Visitors have been stuck in the mountain resort of Zermatt for two days after snow blocked road and rail links.
Trains from popular Swiss ski station Zermatt are due to reopen on Wednesday, providing relief for some 13,000 tourists trapped there by heavy snowfall, a statement said.
Visitors have been stuck in the mountain resort for two days after snow blocked road and rail links.
Zermatt’s official site had said that the first train to the nearby village of Tasch would leave at 1015 GMT (11:15 am), but later announced that the resumption of service had been pushed back.
“The railway cannot operate at 11.15 am as planned due to the difficult removal of snow between Tasch and Zermatt”, the statement said.
“The persons in charge are working hard on the reopening and are confident to open the railway in the afternoon.” it added.
Tasch is a small Swiss village six kilometres from Zermatt that serves as a gateway for those travelling in the Matterhorn mountain region.
The network in Tasch remains closed due to snow, but replacement buses are operating, making it possible for people to reach regional airports.
Extreme weather has caused havoc in several Swiss areas, including the Valais region south of Zermatt and in the canton of Bern, where a World Cup downhill training run had to be cancelled due to snow and high winds.
In the Pyrenees, a skier was killed and another injured after avalanches in Aragnouet on the slopes of Pique Poque mountain, according to local police.
In the French Alps, a slight break in the weather meant rescuers could begin looking for a British skier who went missing on Sunday in the resort of Tignes, police said.

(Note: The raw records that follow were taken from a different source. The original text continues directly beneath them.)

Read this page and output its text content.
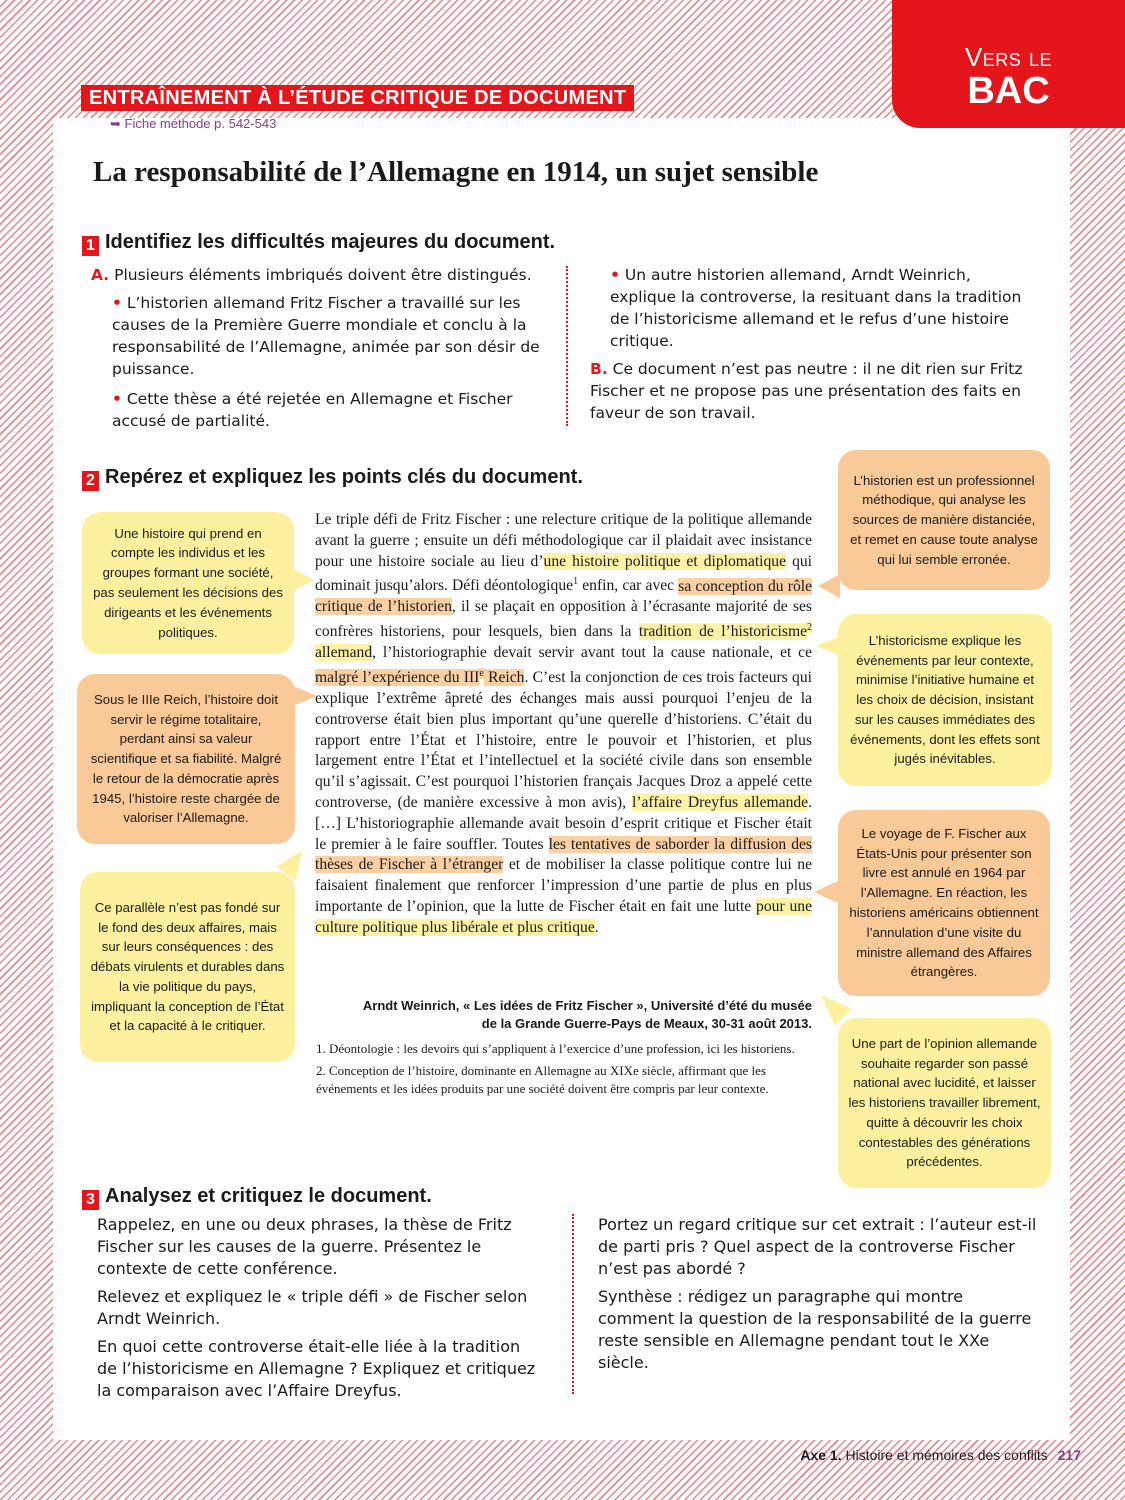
Vers le
BAC
ENTRAÎNEMENT À L’ÉTUDE CRITIQUE DE DOCUMENT
➥ Fiche méthode p. 542-543
La responsabilité de l’Allemagne en 1914, un sujet sensible
1 Identifiez les difficultés majeures du document.
A. Plusieurs éléments imbriqués doivent être distingués.
• L’historien allemand Fritz Fischer a travaillé sur les causes de la Première Guerre mondiale et conclu à la responsabilité de l’Allemagne, animée par son désir de puissance.
• Cette thèse a été rejetée en Allemagne et Fischer accusé de partialité.
• Un autre historien allemand, Arndt Weinrich, explique la controverse, la resituant dans la tradition de l’historicisme allemand et le refus d’une histoire critique.
B. Ce document n’est pas neutre : il ne dit rien sur Fritz Fischer et ne propose pas une présentation des faits en faveur de son travail.
2 Repérez et expliquez les points clés du document.
Le triple défi de Fritz Fischer : une relecture critique de la politique allemande avant la guerre ; ensuite un défi méthodologique car il plaidait avec insistance pour une histoire sociale au lieu d’une histoire politique et diplomatique qui dominait jusqu’alors. Défi déontologique$^1$ enfin, car avec sa conception du rôle critique de l’historien, il se plaçait en opposition à l’écrasante majorité de ses confrères historiens, pour lesquels, bien dans la tradition de l’historicisme$^2$ allemand, l’historiographie devait servir avant tout la cause nationale, et ce malgré l’expérience du IIIe Reich. C’est la conjonction de ces trois facteurs qui explique l’extrême âpreté des échanges mais aussi pourquoi l’enjeu de la controverse était bien plus important qu’une querelle d’historiens. C’était du rapport entre l’État et l’histoire, entre le pouvoir et l’historien, et plus largement entre l’État et l’intellectuel et la société civile dans son ensemble qu’il s’agissait. C’est pourquoi l’historien français Jacques Droz a appelé cette controverse, (de manière excessive à mon avis), l’affaire Dreyfus allemande. […] L’historiographie allemande avait besoin d’esprit critique et Fischer était le premier à le faire souffler. Toutes les tentatives de saborder la diffusion des thèses de Fischer à l’étranger et de mobiliser la classe politique contre lui ne faisaient finalement que renforcer l’impression d’une partie de plus en plus importante de l’opinion, que la lutte de Fischer était en fait une lutte pour une culture politique plus libérale et plus critique.
Arndt Weinrich, « Les idées de Fritz Fischer », Université d’été du musée
de la Grande Guerre-Pays de Meaux, 30-31 août 2013.

1. Déontologie : les devoirs qui s’appliquent à l’exercice d’une profession, ici les historiens.

2. Conception de l’histoire, dominante en Allemagne au XIXe siècle, affirmant que les événements et les idées produits par une société doivent être compris par leur contexte.

Une histoire qui prend en compte les individus et les groupes formant une société, pas seulement les décisions des dirigeants et les événements politiques.
Sous le IIIe Reich, l’histoire doit servir le régime totalitaire, perdant ainsi sa valeur scientifique et sa fiabilité. Malgré le retour de la démocratie après 1945, l’histoire reste chargée de valoriser l’Allemagne.
Ce parallèle n’est pas fondé sur le fond des deux affaires, mais sur leurs conséquences : des débats virulents et durables dans la vie politique du pays, impliquant la conception de l’État et la capacité à le critiquer.
L’historien est un professionnel méthodique, qui analyse les sources de manière distanciée, et remet en cause toute analyse qui lui semble erronée.
L’historicisme explique les événements par leur contexte, minimise l’initiative humaine et les choix de décision, insistant sur les causes immédiates des événements, dont les effets sont jugés inévitables.
Le voyage de F. Fischer aux États-Unis pour présenter son livre est annulé en 1964 par l’Allemagne. En réaction, les historiens américains obtiennent l’annulation d’une visite du ministre allemand des Affaires étrangères.
Une part de l’opinion allemande souhaite regarder son passé national avec lucidité, et laisser les historiens travailler librement, quitte à découvrir les choix contestables des générations précédentes.
3 Analysez et critiquez le document.

Rappelez, en une ou deux phrases, la thèse de Fritz Fischer sur les causes de la guerre. Présentez le contexte de cette conférence.

Relevez et expliquez le « triple défi » de Fischer selon Arndt Weinrich.

En quoi cette controverse était-elle liée à la tradition de l’historicisme en Allemagne ? Expliquez et critiquez la comparaison avec l’Affaire Dreyfus.

Portez un regard critique sur cet extrait : l’auteur est-il de parti pris ? Quel aspect de la controverse Fischer n’est pas abordé ?

Synthèse : rédigez un paragraphe qui montre comment la question de la responsabilité de la guerre reste sensible en Allemagne pendant tout le XXe siècle.

Axe 1. Histoire et mémoires des conflits 217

“The persons in charge are working with high pressure,” a statement said on Zermatt’s official website as tourists and locals bedded in for another night in the resort.
But an avalanche risk at its highest level means the stranded tourists will not be able to take advantage of the abundant snow for the time being.

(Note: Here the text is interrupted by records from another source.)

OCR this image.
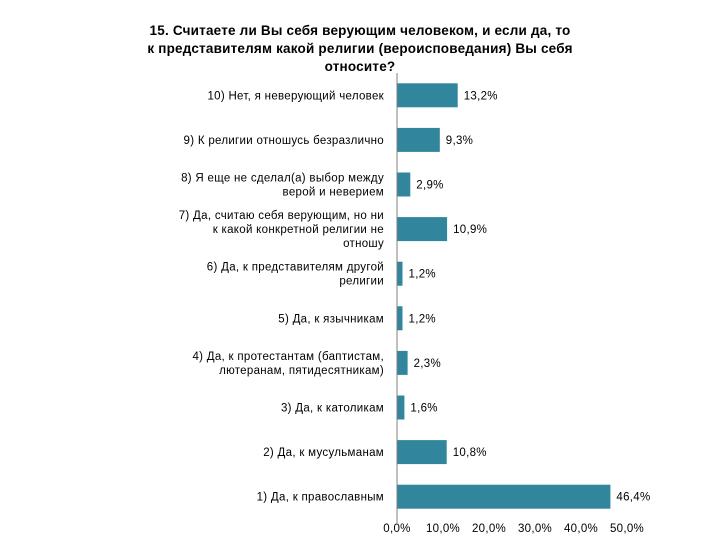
15. Считаете ли Вы себя верующим человеком, и если да, то
к представителям какой религии (вероисповедания) Вы себя
относите?
10) Нет, я неверующий человек
9) К религии отношусь безразлично
8) Я еще не сделал(а) выбор между верой и неверием
7) Да, считаю себя верующим, но ни к какой конкретной религии не отношу
6) Да, к представителям другой религии
5) Да, к язычникам
4) Да, к протестантам (баптистам, лютеранам, пятидесятникам)
3) Да, к католикам
2) Да, к мусульманам
1) Да, к православным
13,2%
9,3%
2,9%
10,9%
1,2%
1,2%
2,3%
1,6%
10,8%
46,4%
0,0% 10,0% 20,0% 30,0% 40,0% 50,0%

“It is not possible to do downhill or cross country (skiing), but that’s ok. It’s a bit romantic,” resort spokesperson Janine Imesch said, adding that “there is no panic.”
The heavy snowfall also caused power outages in some other areas of the southern Swiss canton of Valais, and a number of other villages were also cut off, with the Simplon region of Valais hit by two metres of snow over 24 hours, the ATS news agency reported.
Mud and rockslides, as well as flooding, closed a number of roads across Valais.
At lower altitudes, heavy rains forced the evacuation of around 20 people from Eyholz village with the nearby hamlet of Mottec also emptied as a precaution, Swiss media reports said.
Further to the north, snow and high winds prompted the cancellation of Tuesday’s first men’s World Cup downhill training run in Wengen, in the canton of Bern, organisers said.
Although the piste itself was unaffected, overnight winds of up to 200 kilometres per hour caused significant damage to infrastructure on the course, notably at the finish where tents and the stands were hit.